The scale of this migration exceeded all previous ones, and we considered a couple of different migration strategies. One was a physical move of the machines to the new data center. We could have moved all the machines within a few days with enough hands at the job. However, this was not a viable option as our users and analysts depend on the data 24/7, and the downtime would be too long.

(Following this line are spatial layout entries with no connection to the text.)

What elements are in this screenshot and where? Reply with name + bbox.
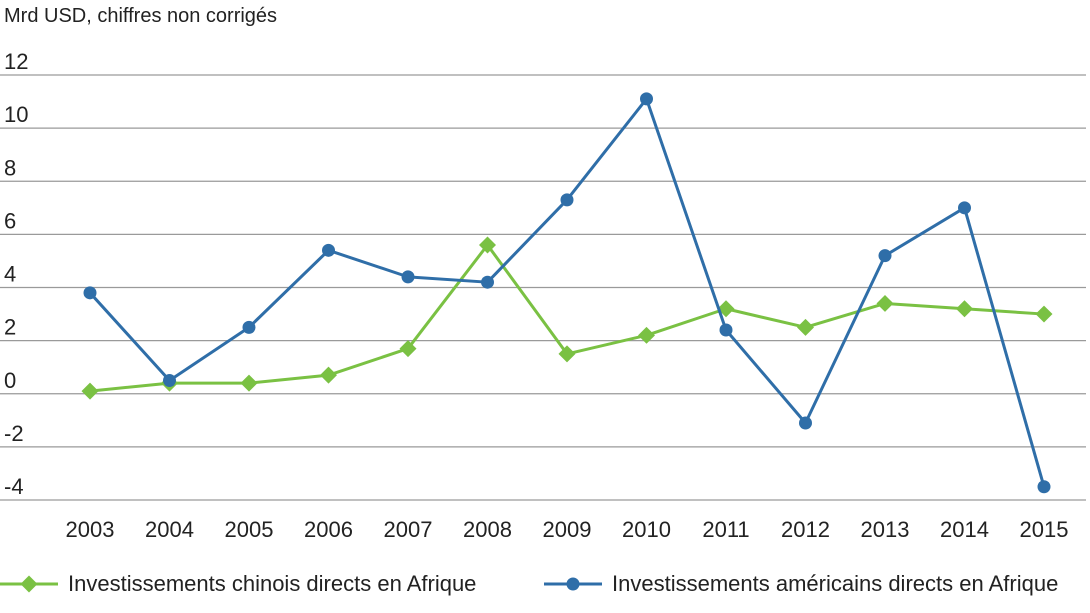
y-tick-label: 8 xyxy=(4,155,16,180)
legend-label-chinese: Investissements chinois directs en Afriq… xyxy=(68,571,476,596)
x-tick-label: 2010 xyxy=(622,517,671,542)
legend-label-american: Investissements américains directs en Af… xyxy=(612,571,1058,596)
data-point-circle xyxy=(481,275,494,289)
y-tick-label: 10 xyxy=(4,102,28,127)
data-point-circle xyxy=(560,193,574,207)
data-point-circle xyxy=(401,270,415,284)
x-tick-label: 2014 xyxy=(940,517,989,542)
x-tick-label: 2015 xyxy=(1020,517,1069,542)
data-point-circle xyxy=(83,286,97,300)
data-point-diamond xyxy=(717,300,735,318)
series-line-1 xyxy=(88,97,1046,488)
series-0 xyxy=(81,236,1053,400)
series-layer xyxy=(81,92,1053,494)
data-point-circle xyxy=(1037,480,1051,494)
gridlines xyxy=(0,74,1086,501)
data-point-circle xyxy=(799,416,812,430)
x-tick-label: 2012 xyxy=(781,517,830,542)
data-point-diamond xyxy=(797,318,814,336)
data-point-diamond xyxy=(956,300,973,318)
x-axis-ticks: 2003 2004 2005 2006 2007 2008 2009 2010 2011 2012… xyxy=(66,517,1069,542)
y-axis-ticks: 12 10 8 6 4 2 0 -2 -4 xyxy=(4,49,28,499)
legend-item-chinese: Investissements chinois directs en Afriq… xyxy=(0,571,476,596)
x-tick-label: 2009 xyxy=(543,517,592,542)
data-point-diamond xyxy=(320,366,337,384)
data-point-diamond xyxy=(558,345,576,363)
data-point-circle xyxy=(878,249,892,263)
x-tick-label: 2006 xyxy=(304,517,353,542)
data-point-diamond xyxy=(479,236,496,254)
data-point-circle xyxy=(719,323,733,337)
y-tick-label: -4 xyxy=(4,474,24,499)
data-point-diamond xyxy=(638,326,655,344)
x-tick-label: 2004 xyxy=(145,517,194,542)
x-tick-label: 2013 xyxy=(861,517,910,542)
y-tick-label: -2 xyxy=(4,421,24,446)
data-point-diamond xyxy=(1035,305,1053,323)
x-tick-label: 2005 xyxy=(225,517,274,542)
legend: Investissements chinois directs en Afriq… xyxy=(0,571,1058,596)
y-tick-label: 6 xyxy=(4,208,16,233)
legend-marker-american xyxy=(566,577,580,591)
y-tick-label: 2 xyxy=(4,315,16,340)
series-1 xyxy=(83,92,1051,494)
data-point-diamond xyxy=(240,374,258,392)
x-tick-label: 2008 xyxy=(463,517,512,542)
x-tick-label: 2007 xyxy=(384,517,433,542)
data-point-circle xyxy=(640,92,653,106)
legend-marker-chinese xyxy=(20,575,38,593)
data-point-circle xyxy=(163,373,176,387)
data-point-diamond xyxy=(81,382,99,400)
legend-item-american: Investissements américains directs en Af… xyxy=(544,571,1058,596)
data-point-circle xyxy=(322,243,335,257)
y-tick-label: 0 xyxy=(4,368,16,393)
y-tick-label: 12 xyxy=(4,49,28,74)
y-tick-label: 4 xyxy=(4,262,16,287)
data-point-diamond xyxy=(876,294,894,312)
data-point-circle xyxy=(958,201,971,215)
unit-label: Mrd USD, chiffres non corrigés xyxy=(4,5,277,27)
series-line-0 xyxy=(89,243,1045,393)
x-tick-label: 2011 xyxy=(702,517,749,542)
data-point-diamond xyxy=(399,340,417,358)
x-tick-label: 2003 xyxy=(66,517,115,542)
data-point-circle xyxy=(242,320,256,334)
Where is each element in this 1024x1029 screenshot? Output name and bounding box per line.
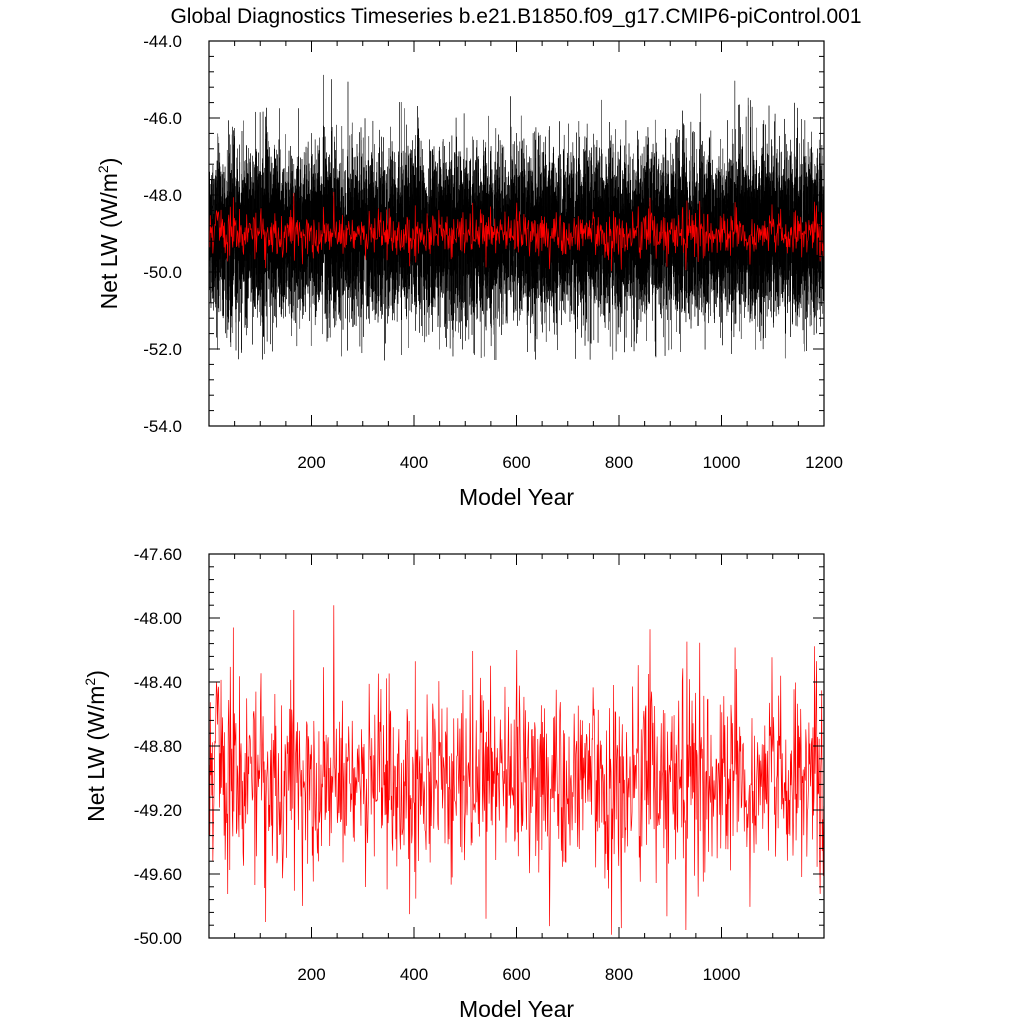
x-tick-label: 600: [502, 453, 530, 472]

Another approach was to set up a replication system that mirrors changes from the old cluster to the new, larger cluster. Then at the switchover time, we could simply redirect everything to the new cluster. This approach is more complex as the source is a live file system, with files being created and deleted continuously. Due to the unprecedented cluster size, a new replication system that could handle the load would need to be developed. However, because replication minimizes downtime, it was the approach that we decided to use for this massive migration.

Replication It Is

Once the required systems were developed, the replication approach was executed in two steps. First, a bulk copy transferred most of the data from the source cluster to the destination. Most of the directories were copied via DistCp — an application shipped with Hadoop that uses a MapReduce job to copy files in parallel. Our Hadoop engineers made code and configuration changes to handle special cases with Facebook’s dataset, including the ability for multiple mappers to copy a single large file, and for the proper handling of directories with many small files. After the bulk copy was done, file changes after the start of the bulk copy were copied over to the destination cluster through the new replication system. File changes were detected through a custom Hive plug-in that recorded the changes to an audit log. The replication system continuously polled the audit log and copied modified files so that the destination would never be more than a couple of hours behind. The plug-in recorded Hive metadata changes as well, so that metadata modifications such as the last accessed time of Hive tables and partitions were propagated. Both the plug-in and the replication system were developed in-house by members of the Hive team.